Theater is good for examining our moral quandaries or offering a diversion from those troubles, said Guthrie Theater artistic director Joseph Haj.
“Macbeth,” which opened Feb. 5, offers a little of both.
Staged by Joe Dowling, the former artistic director who has returned to the $125 million riverfront edifice he reinvented, the Shakespearean tragedy functions like a window into a world turned upside down.
“Macbeth” reveals how thirst, overweening ambition and untreated mental illness combine to create cycles of bloodletting.
Dowling has set the story in a kind of perpetual, shadowy night. Its spare set, moody lighting and fog suggest eerie, foreboding horror.

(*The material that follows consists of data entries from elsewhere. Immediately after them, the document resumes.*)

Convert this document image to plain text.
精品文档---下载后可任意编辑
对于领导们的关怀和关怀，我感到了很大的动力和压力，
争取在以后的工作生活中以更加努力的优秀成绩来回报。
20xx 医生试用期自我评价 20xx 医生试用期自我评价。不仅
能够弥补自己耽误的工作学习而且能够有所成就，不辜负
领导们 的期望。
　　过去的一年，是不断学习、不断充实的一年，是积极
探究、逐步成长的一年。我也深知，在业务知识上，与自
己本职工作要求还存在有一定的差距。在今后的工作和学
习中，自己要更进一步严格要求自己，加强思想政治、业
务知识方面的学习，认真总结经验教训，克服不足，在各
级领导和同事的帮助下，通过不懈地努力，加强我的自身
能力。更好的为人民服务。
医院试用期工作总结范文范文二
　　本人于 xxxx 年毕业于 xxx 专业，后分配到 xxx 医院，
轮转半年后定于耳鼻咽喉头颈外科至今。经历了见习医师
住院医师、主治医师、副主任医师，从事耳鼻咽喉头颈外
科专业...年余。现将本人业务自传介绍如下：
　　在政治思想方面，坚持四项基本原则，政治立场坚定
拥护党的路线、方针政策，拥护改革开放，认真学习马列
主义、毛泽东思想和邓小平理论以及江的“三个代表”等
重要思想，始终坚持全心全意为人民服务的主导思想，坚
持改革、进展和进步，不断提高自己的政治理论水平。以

Think Bram Stoker’s “Macbeth.”
Costume-wise, the players flaunt couture and Black Panther chic. Assembled soldiers zip in and out in leather-like garb and black berets. That the tragedy jumps historic periods is immaterial. Nightmares are not neatly contained.
The production, which runs for an hour and 50 minutes without intermission — a long but absorbing sit — boasts visceral performances. Daniel José Molina, who distinguished himself as one of the monarchs in the Guthrie’s landmark History Plays, wears the cursed title crown.
At first, Molina’s Macbeth is kin to Hamlet — carrying the weight of the world, both men live more in their heads than in reality. And Macbeth has a habit of always talking to the departed shadow of the last person he interacted with, or looking away from those he’s in conversation with to focus his thoughts.